Posted on March 23, 2011
by Josh Nason
In Parshat Pekudei, the Israelites finally complete this project of building the Mishkan. The Israelites have donated gold, silver, and copper for this Dwelling Place. The Levites are placed in charge of building all the parts of the Mishkan. Once finished, the Mishkan wil hold the two tablets of the Ten Commandments and form a Dwelling Place for God. After the Levites finish this task, Moses is given a degree of divinely inspired strength, and raises the entire structure by himself.
God gives detailed descriptions of what each part should look like, and even more detailed descriptions of what each of the High Priests should be wearing. Upon reading this, one might wonder why God would need this to be recorded? Why would the Torah contain chapter after chapter of description on how the Mishkan was built? To top it all off, the Torah had already spend two Parashiot describing how it was meant to be built, before recounting all this in the story of how it is actually built. We may never know the answer. Perhaps it is to show how truly important it is for God to have a place on Earth. Perhaps it is to show the significance of the Jewish people working together as a community to build such a monumental and important structure.

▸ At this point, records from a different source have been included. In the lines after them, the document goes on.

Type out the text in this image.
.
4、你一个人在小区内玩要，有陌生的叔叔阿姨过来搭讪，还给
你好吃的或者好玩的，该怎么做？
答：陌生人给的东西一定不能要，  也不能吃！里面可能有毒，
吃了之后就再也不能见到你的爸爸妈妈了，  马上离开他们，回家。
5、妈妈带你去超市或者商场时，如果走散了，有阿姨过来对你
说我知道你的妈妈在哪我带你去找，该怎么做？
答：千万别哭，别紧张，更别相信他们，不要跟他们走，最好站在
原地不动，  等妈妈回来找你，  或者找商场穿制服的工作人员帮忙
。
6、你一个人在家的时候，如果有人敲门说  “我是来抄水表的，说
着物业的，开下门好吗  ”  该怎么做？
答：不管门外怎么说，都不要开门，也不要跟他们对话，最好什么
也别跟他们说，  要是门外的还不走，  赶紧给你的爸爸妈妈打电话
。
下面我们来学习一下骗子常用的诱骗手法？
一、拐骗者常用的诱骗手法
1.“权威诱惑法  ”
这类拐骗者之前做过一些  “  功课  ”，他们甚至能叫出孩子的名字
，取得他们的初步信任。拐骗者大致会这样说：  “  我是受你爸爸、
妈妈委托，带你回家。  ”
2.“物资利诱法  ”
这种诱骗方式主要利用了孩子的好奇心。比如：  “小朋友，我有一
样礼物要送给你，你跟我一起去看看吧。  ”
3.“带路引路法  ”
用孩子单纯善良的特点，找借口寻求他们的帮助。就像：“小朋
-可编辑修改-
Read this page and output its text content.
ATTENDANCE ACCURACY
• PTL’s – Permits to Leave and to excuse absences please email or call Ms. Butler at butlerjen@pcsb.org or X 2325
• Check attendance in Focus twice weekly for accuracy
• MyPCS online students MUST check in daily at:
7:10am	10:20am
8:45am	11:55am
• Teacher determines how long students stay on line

In the last part of the Parshah God actually comes to dwell in the Mishkan. A cloud hovers over the Mishkan, symbolizing that God is dwelling there. When he dwells there, the Israelites are not to travel. When he rises from there, the Isaelites can journey. God clearly wanted the Israelites to know that he was there to protect them, and to give them a sense of guidance on their journey. This Parshah ends the book of Shemoth, and prepares us for Vayikra (Leviticus) where the majority of the Laws and customs of the Jewish people will be given to the Israelites.